A 58 year-old patient with underlying systemic sclerosis-associated interstitial lung disease (SSc-ILD) was infected with SARS-CoV-2 BA.2. Aggravation of underlying interstitial lung disease leads to the decision to offer lung transplantation to the patient despite non-complete viral clearance. Lung transplantation was successfully performed but despite extensive antiviral therapy the patient remained SARS-CoV-2 positive for additional 165 days.

During these period two different virus populations developed in the upper and lower respiratory tract despite antiviral therapy. The patient cleared the virus at the upper respiratory tract whereas the virus persists at the lower respiratory tract. Ex vivo analysis of circulating T cells demonstrated a response to SARS-CoV-2 peptides in recipient-MHC class I-restricted manner whereas a T-cell response targeting SARS-CoV-2 peptides with donor-MHC class I restriction appeared to be limited. This may explain the different clearance capacity towards the virus.

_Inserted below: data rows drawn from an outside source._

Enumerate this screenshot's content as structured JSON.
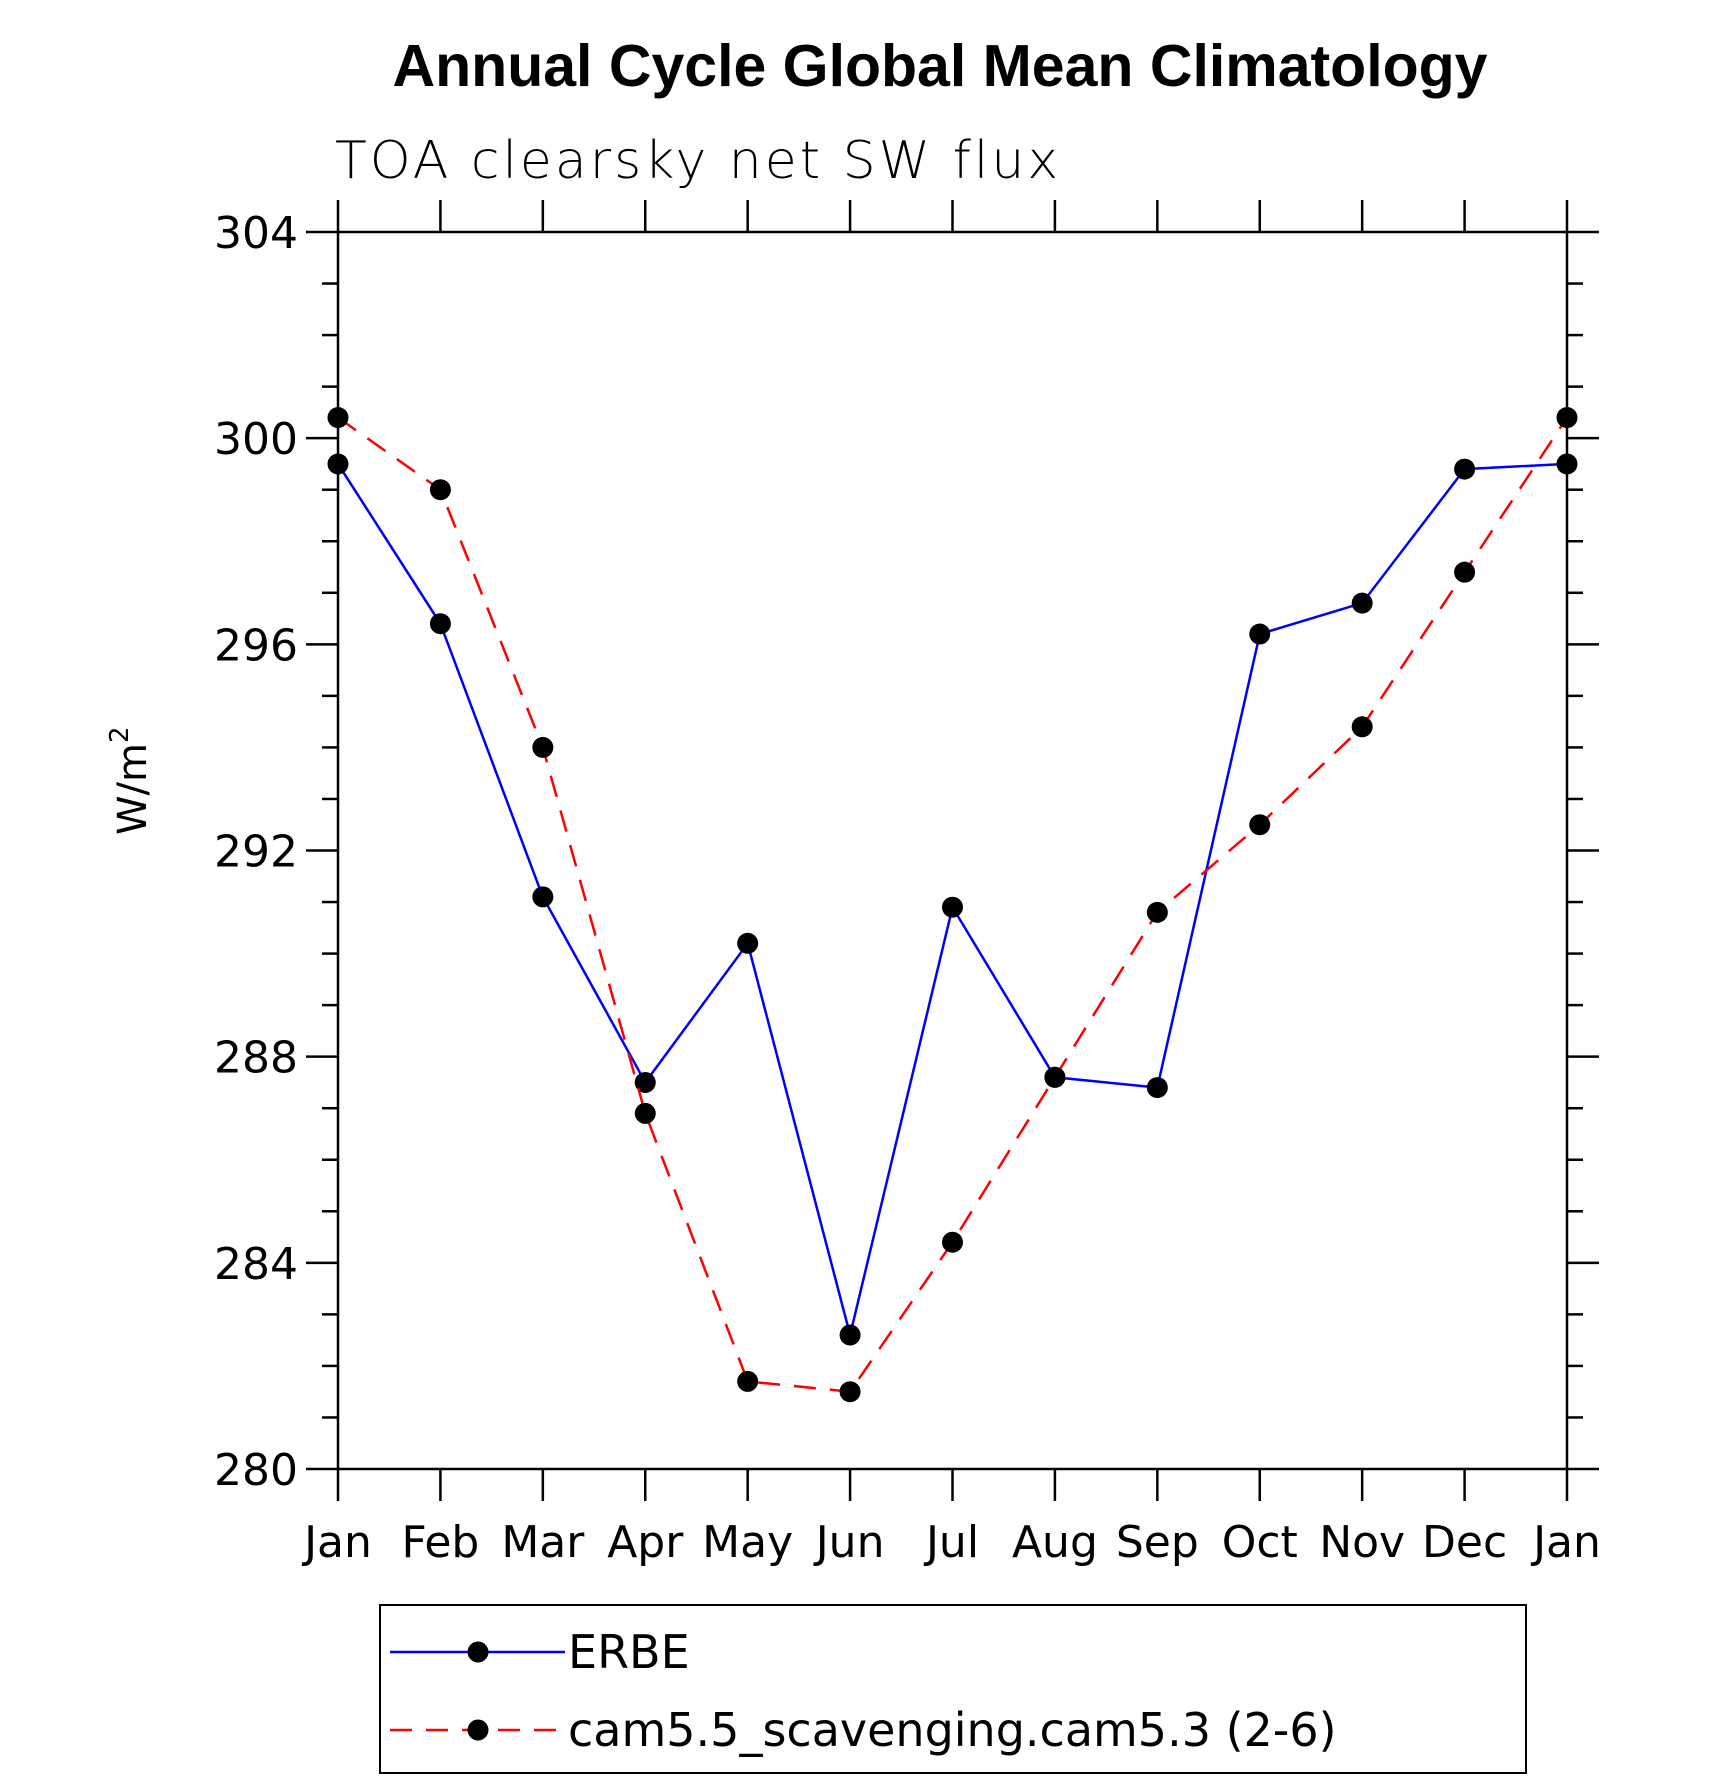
{
  "chart_data": {
    "type": "line",
    "title": "Annual Cycle Global Mean Climatology",
    "subtitle": "TOA clearsky net SW flux",
    "xlabel": "",
    "ylabel": "W/m",
    "ylabel_superscript": "2",
    "ylim": [
      280,
      304
    ],
    "yticks": [
      280,
      284,
      288,
      292,
      296,
      300,
      304
    ],
    "categories": [
      "Jan",
      "Feb",
      "Mar",
      "Apr",
      "May",
      "Jun",
      "Jul",
      "Aug",
      "Sep",
      "Oct",
      "Nov",
      "Dec",
      "Jan"
    ],
    "grid": false,
    "legend_position": "bottom",
    "series": [
      {
        "name": "ERBE",
        "color": "#0000ff",
        "dash": "solid",
        "marker": "circle",
        "values": [
          299.5,
          296.4,
          291.1,
          287.5,
          290.2,
          282.6,
          290.9,
          287.6,
          287.4,
          296.2,
          296.8,
          299.4,
          299.5
        ]
      },
      {
        "name": "cam5.5_scavenging.cam5.3 (2-6)",
        "color": "#ff0000",
        "dash": "dashed",
        "marker": "circle",
        "values": [
          300.4,
          299.0,
          294.0,
          286.9,
          281.7,
          281.5,
          284.4,
          287.6,
          290.8,
          292.5,
          294.4,
          297.4,
          300.4
        ]
      }
    ]
  }
}
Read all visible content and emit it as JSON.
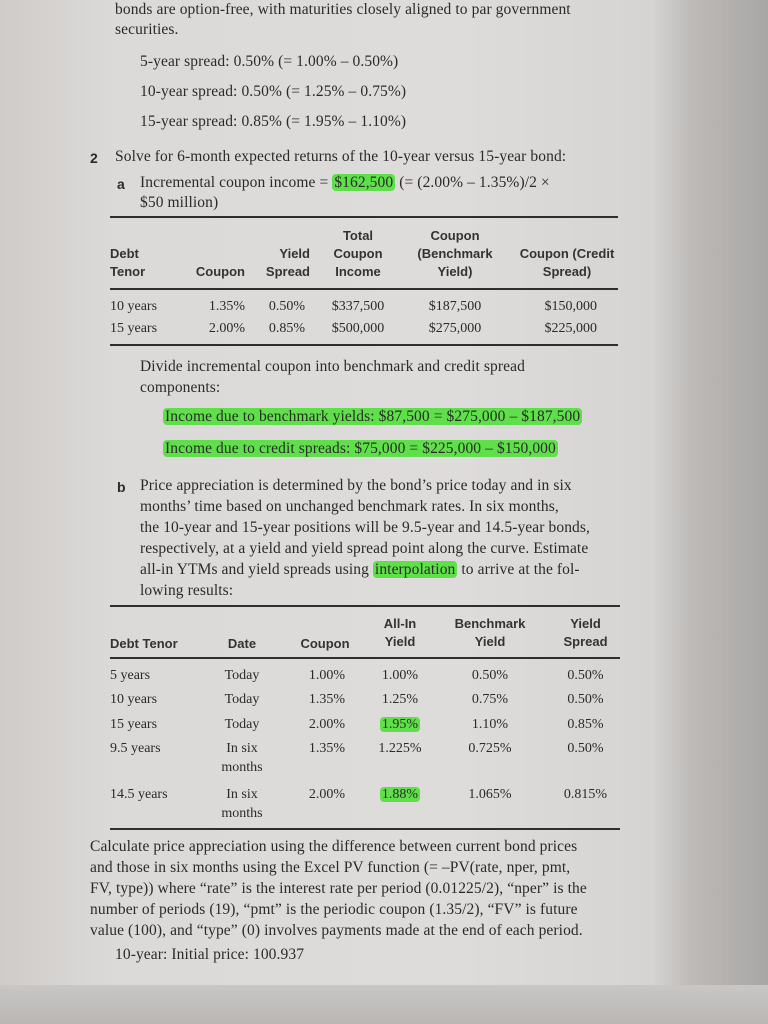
{
  "intro": {
    "line1": "bonds are option-free, with maturities closely aligned to par government",
    "line2": "securities.",
    "spreads": [
      "5-year spread: 0.50% (= 1.00% – 0.50%)",
      "10-year spread: 0.50% (= 1.25% – 0.75%)",
      "15-year spread: 0.85% (= 1.95% – 1.10%)"
    ]
  },
  "item2": {
    "number": "2",
    "text": "Solve for 6-month expected returns of the 10-year versus 15-year bond:",
    "a_label": "a",
    "a_pre": "Incremental coupon income = ",
    "a_highlight": "$162,500",
    "a_post": " (= (2.00% – 1.35%)/2 ×",
    "a_line2": "$50 million)"
  },
  "table1": {
    "headers": [
      [
        "Debt",
        "Tenor"
      ],
      [
        "Coupon"
      ],
      [
        "Yield",
        "Spread"
      ],
      [
        "Total",
        "Coupon",
        "Income"
      ],
      [
        "Coupon",
        "(Benchmark",
        "Yield)"
      ],
      [
        "Coupon (Credit",
        "Spread)"
      ]
    ],
    "rows": [
      [
        "10 years",
        "1.35%",
        "0.50%",
        "$337,500",
        "$187,500",
        "$150,000"
      ],
      [
        "15 years",
        "2.00%",
        "0.85%",
        "$500,000",
        "$275,000",
        "$225,000"
      ]
    ]
  },
  "divide": {
    "line1": "Divide incremental coupon into benchmark and credit spread",
    "line2": "components:",
    "highlight1": "Income due to benchmark yields: $87,500 = $275,000 – $187,500",
    "highlight2": "Income due to credit spreads: $75,000 = $225,000 – $150,000"
  },
  "b": {
    "label": "b",
    "lines": [
      "Price appreciation is determined by the bond’s price today and in six",
      "months’ time based on unchanged benchmark rates. In six months,",
      "the 10-year and 15-year positions will be 9.5-year and 14.5-year bonds,",
      "respectively, at a yield and yield spread point along the curve. Estimate"
    ],
    "line5_pre": "all-in YTMs and yield spreads using ",
    "line5_highlight": "interpolation",
    "line5_post": " to arrive at the fol-",
    "line6": "lowing results:"
  },
  "table2": {
    "headers": [
      [
        "Debt Tenor"
      ],
      [
        "Date"
      ],
      [
        "Coupon"
      ],
      [
        "All-In",
        "Yield"
      ],
      [
        "Benchmark",
        "Yield"
      ],
      [
        "Yield",
        "Spread"
      ]
    ],
    "rows": [
      {
        "tenor": "5 years",
        "date": "Today",
        "date2": "",
        "coupon": "1.00%",
        "allin": "1.00%",
        "allin_hl": false,
        "bench": "0.50%",
        "spread": "0.50%"
      },
      {
        "tenor": "10 years",
        "date": "Today",
        "date2": "",
        "coupon": "1.35%",
        "allin": "1.25%",
        "allin_hl": false,
        "bench": "0.75%",
        "spread": "0.50%"
      },
      {
        "tenor": "15 years",
        "date": "Today",
        "date2": "",
        "coupon": "2.00%",
        "allin": "1.95%",
        "allin_hl": true,
        "bench": "1.10%",
        "spread": "0.85%"
      },
      {
        "tenor": "9.5 years",
        "date": "In six",
        "date2": "months",
        "coupon": "1.35%",
        "allin": "1.225%",
        "allin_hl": false,
        "bench": "0.725%",
        "spread": "0.50%"
      },
      {
        "tenor": "14.5 years",
        "date": "In six",
        "date2": "months",
        "coupon": "2.00%",
        "allin": "1.88%",
        "allin_hl": true,
        "bench": "1.065%",
        "spread": "0.815%"
      }
    ]
  },
  "calc": {
    "lines": [
      "Calculate price appreciation using the difference between current bond prices",
      "and those in six months using the Excel PV function (= –PV(rate, nper, pmt,",
      "FV, type)) where “rate” is the interest rate per period (0.01225/2), “nper” is the",
      "number of periods (19), “pmt” is the periodic coupon (1.35/2), “FV” is future",
      "value (100), and “type” (0) involves payments made at the end of each period."
    ],
    "initial": "10-year: Initial price: 100.937"
  },
  "colors": {
    "highlight": "#5fe04a",
    "paper": "#dcdad8"
  }
}
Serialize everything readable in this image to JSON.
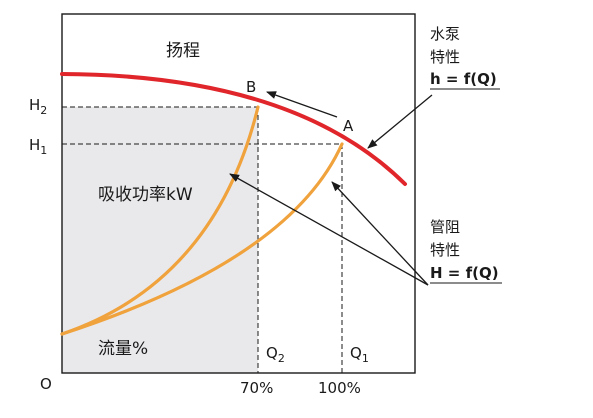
{
  "diagram": {
    "colors": {
      "pump_curve": "#e0262b",
      "system_curves": "#f0a23c",
      "shaded_region": "#e9e9ec",
      "frame": "#1a1a1a",
      "guide_lines": "#1a1a1a"
    },
    "labels": {
      "head": "扬程",
      "power": "吸收功率kW",
      "flow": "流量%",
      "origin": "O"
    },
    "y_ticks": [
      {
        "main": "H",
        "sub": "2"
      },
      {
        "main": "H",
        "sub": "1"
      }
    ],
    "x_ticks": [
      {
        "main": "Q",
        "sub": "2",
        "percent": "70%"
      },
      {
        "main": "Q",
        "sub": "1",
        "percent": "100%"
      }
    ],
    "points": {
      "a": "A",
      "b": "B"
    },
    "pump_annotation": {
      "line1": "水泵",
      "line2": "特性",
      "formula": "h = f(Q)"
    },
    "system_annotation": {
      "line1": "管阻",
      "line2": "特性",
      "formula": "H = f(Q)"
    }
  }
}
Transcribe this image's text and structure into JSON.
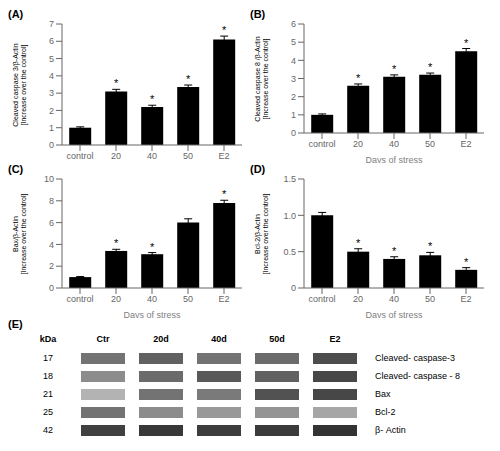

Viral persistence with ongoing T-cell dominated alveolitis, mycophenolate mofetile was stopped and molnupiravir was started leading to a decreased virus load. The virus acquired 37 new mutations, mostly transitions, that are most likely caused by molnupiravir.

This case shows the feasibility of lung transplantation in a SARS-CoV-2 positive patient despite prolonged infection of the lung tranplant. The different MHC-I restricted T-cell response may cause different clearance kinetics between upper and lower respiratory tract. Changing the immunosuppressive regime and molnupiravir finally lead to complete viral clearance.